There is no evidence that people stole the names of young women to vote.

Monday evening began with a tweet that sparked an unfounded rumor that the Michigan mother’s vote was stolen by a replicant using her name. This tweet has come with the hashtag: #MaidenGate.

Soon, it was claimed that unauthorized people cast votes under the names of real voters who started trending online. According to Dataminer, more than 70,000 posts pushing #MaidenGate appeared on Twitter on Monday and Tuesday, reaching 2,000 between 2:10 and 2:15 on Tuesday.

In addition to Twitter, rumors of #Media spread among Facebook, YouTube and its related groups. Stop stealing, Who has fueled the false narrative that Democrats steal elections from President Trump.

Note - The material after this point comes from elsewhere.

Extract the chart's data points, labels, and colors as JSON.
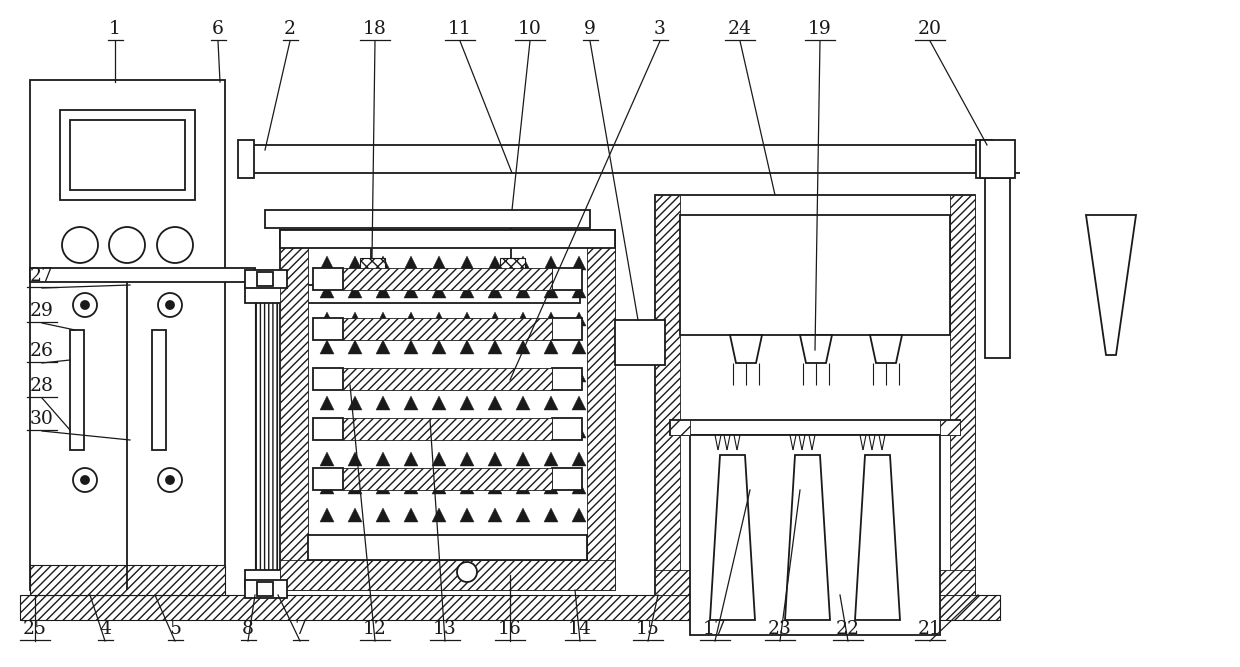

But the original tweet offered no evidence to support #MenenGate’s claim, which was posted by a Twitter account under the name Unholy. The tweet did not include any details on the woman’s name that was allegedly stolen, so there was no way to verify the claim. Twitter has suspended the account, and the message no longer appears.

In Michigan, the offices of the State Attorney General and the Secretary of State said that there was no evidence of this type of voter fraud and that they had not received any complaints about it.

“If there is no information available to make a claim, and no one has actually filed a complaint, we do nothing,” said Kelly Rosman-McKinney, director of public information for the Attorney General’s Office. “We will review, investigate and – if appropriate – prosecute any allegations of fraud that contain at least some evidence.”

Mistakes about voter fraud Risen during and after the election last week. According to an analysis by media insights firm Jignell Labs, from election day, from November 3, until Monday, lies about widespread voter fraud reached 4.7 million mentions, the highest of all election-related misinformation. The #MaidenGate hashtag shows how the lies continue.

Twitter said on Tuesday that it was monitoring #MaidenGate tweets and would take action if a violation was found Rule Or its Civil integrity policy. YouTube said it added videos that an information panel citing #MaidenGate says President-elect Joseph R. for the presidential election. Biden Jr. has been called.

Facebook did not immediately comment.

Major conservatives have already made false allegations that the voter’s name was fraudulent in the country. Ali Alexander, a Republican operative formerly known as Ali Akbar, promoted the plot on Periscope on Monday evening, where people stream live broadcasts, gathering 41,000 viewers.

“We need some help. An investigative journalist hashtag is being used, called #MadeGengate, ”Mr. Alexander said. He repeated the baseless claim of the original tweet and said, without any evidence, that he had seen at least two more instances of this type of voter fraud. “We want every woman to investigate this,” he said.

On Tuesday afternoon, Arizona Republican Representative Paul Gosar also tweeted about the hashtag. “Ladies,” he wrote, “if you’ve changed your name and moved places over the years you want to see if ‘you’ voted elsewhere. #MaidenGate.”

Mr. Alexander and Mr. Gosar did not respond to requests for comment.